Setiap usaha untuk menyangkali realita pahit dalam hidup, sebenarnya tidak akan menyelesaikan masalah, sebaliknya akan melahirkan masalah baru yang lebih runyam. Tentu saja yang dimaksudkan di sini adalah kepahitan yang muncul bukan karena "kebodohan-kebodohan" kita sendiri. Yang dimaksudkan di sini adalah kepahitan dan kegetiran hidup yang seolah "muncul tanpa sebab." Dalam hal ini, Yakobus menyebutnya sebagai "ujian:" "Saudara-saudaraku, anggaplah sebagai suatu kebahagiaan, apabila kamu jatuh ke dalam berbagai-bagai pencobaan, sebab kamu tahu, bahwa ujian terhadap imanmu itu menghasilkan ketekunan. Dan biarkanlah ketekunan itu memperoleh buah yang matang, supaya kamu menjadi sempurna dan utuh dan tak kekurangan suatu apapun" (Yak. 1:2-4).

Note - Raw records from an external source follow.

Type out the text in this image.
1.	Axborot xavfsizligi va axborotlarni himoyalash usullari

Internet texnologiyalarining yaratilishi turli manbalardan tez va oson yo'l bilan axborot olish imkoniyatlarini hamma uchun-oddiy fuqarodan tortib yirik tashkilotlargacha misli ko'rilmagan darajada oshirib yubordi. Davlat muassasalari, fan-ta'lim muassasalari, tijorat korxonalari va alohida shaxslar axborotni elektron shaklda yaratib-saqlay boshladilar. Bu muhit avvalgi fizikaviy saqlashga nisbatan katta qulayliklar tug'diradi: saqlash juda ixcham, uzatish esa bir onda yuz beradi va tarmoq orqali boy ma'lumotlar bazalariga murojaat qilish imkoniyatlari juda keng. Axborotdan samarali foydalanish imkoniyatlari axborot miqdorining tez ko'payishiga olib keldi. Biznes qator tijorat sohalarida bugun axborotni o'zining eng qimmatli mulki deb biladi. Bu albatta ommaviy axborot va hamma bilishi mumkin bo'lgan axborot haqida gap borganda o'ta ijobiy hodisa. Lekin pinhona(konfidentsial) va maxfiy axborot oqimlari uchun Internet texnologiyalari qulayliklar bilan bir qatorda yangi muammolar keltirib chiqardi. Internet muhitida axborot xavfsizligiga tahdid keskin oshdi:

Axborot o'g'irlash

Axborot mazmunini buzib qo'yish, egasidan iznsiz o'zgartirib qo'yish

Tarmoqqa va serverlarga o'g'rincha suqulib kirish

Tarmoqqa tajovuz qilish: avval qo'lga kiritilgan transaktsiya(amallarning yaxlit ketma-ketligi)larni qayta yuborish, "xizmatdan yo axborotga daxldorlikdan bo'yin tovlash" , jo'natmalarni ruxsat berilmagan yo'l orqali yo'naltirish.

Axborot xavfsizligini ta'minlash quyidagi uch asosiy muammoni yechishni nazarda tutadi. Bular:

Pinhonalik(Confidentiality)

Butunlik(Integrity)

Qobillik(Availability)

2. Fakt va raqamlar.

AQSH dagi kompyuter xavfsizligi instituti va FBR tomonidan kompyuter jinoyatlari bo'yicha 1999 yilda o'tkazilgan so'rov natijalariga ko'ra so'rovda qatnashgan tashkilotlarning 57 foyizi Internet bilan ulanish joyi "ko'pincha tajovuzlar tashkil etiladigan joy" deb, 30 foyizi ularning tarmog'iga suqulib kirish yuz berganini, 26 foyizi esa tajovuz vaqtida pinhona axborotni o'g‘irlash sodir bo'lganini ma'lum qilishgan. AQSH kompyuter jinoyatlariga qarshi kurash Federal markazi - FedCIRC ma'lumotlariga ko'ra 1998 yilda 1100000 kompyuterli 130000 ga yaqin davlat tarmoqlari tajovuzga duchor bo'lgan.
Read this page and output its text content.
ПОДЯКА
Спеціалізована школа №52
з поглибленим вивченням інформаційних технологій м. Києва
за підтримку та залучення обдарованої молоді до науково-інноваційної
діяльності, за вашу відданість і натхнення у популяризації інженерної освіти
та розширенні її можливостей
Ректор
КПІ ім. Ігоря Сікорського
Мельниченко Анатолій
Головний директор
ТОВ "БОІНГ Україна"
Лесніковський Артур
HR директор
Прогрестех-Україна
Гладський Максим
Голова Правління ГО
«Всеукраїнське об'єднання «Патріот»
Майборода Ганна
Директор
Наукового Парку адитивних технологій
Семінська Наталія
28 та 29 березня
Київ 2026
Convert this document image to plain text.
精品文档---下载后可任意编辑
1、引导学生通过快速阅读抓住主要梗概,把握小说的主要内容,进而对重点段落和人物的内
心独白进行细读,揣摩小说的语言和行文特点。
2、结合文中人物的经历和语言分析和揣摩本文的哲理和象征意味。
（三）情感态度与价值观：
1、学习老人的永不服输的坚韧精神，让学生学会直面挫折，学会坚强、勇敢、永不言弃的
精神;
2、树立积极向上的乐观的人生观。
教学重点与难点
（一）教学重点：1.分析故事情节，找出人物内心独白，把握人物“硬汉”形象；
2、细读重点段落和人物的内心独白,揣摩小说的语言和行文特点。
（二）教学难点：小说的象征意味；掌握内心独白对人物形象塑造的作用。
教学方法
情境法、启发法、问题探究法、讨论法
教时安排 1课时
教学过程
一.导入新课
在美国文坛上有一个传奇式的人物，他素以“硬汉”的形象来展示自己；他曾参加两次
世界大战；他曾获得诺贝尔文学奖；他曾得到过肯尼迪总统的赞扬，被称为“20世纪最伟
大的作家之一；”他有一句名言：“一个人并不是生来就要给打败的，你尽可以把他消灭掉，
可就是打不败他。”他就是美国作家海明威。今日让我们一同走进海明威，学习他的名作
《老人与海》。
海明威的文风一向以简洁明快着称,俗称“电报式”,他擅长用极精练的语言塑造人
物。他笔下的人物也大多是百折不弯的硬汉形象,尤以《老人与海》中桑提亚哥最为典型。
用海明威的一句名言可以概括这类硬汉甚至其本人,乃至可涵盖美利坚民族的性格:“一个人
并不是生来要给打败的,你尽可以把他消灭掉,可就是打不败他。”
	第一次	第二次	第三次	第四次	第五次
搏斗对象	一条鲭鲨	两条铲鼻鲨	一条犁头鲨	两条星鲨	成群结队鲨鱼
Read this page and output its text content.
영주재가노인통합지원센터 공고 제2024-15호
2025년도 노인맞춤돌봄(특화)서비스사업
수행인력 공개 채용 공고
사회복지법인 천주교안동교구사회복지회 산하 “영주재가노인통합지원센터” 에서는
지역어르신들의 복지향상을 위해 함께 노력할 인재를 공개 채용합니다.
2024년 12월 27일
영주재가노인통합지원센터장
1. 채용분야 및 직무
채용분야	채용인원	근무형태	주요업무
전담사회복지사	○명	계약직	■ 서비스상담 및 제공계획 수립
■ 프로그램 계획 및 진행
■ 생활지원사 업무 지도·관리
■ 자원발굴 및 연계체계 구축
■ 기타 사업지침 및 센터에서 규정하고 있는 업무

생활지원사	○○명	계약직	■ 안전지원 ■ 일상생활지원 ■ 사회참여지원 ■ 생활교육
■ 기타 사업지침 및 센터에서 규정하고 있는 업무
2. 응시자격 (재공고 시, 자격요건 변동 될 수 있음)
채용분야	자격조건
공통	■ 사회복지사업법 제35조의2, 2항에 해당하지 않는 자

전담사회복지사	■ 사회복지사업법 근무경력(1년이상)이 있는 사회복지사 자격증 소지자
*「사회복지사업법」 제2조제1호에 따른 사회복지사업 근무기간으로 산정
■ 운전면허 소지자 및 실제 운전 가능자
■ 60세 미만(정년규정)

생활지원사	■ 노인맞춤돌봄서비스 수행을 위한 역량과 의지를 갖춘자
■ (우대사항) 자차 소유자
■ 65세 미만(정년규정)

Maka dapat kita katakan bahwa rasa sakit dan kepedihan hidup bukan saja sebuah keniscayaan bagi hidup kekristenan. Duka dan luka ada sebuah prasyarat kemuridan di dalam Kristus, karena setiap orang Kristen memang dipanggil untuk memikul salibnya. Dan tujuan dari semuanya adalah kedewasaan dalam Kristus. Maka benarlah jika Dr. Paul Brand bersama Philip Yancey menyebut rasa sakit sebagai anugerah. Rasa sakit itu jika kita lihat dengan perspektif salib akan menjadi sebuah pembelajaran bagi kehidupan bagi Kristus. Sekarang semua bergantung kita. Menghindari salib itu, atau menerimanya sebagai anugerah. Sehingga di dalam kelemahan kita, kekuatan Allah nyata bagi kita; "Segala perkara dapat kutanggung di dalam Dia yang memberi kekuatan kepadaku" (Fil 4:13). Dan di bagian lain Paulus bahkan menandaskan pernyataan yang luar biasa mengenai penderitaan: "Karena itu aku senang dan rela di dalam kelemahan, di dalam siksaan, di dalam kesukaran, di dalam penganiayaan dan kesesakan oleh karena Kristus. Sebab jika aku lemah, maka aku kuat" (2Kor. 12:10).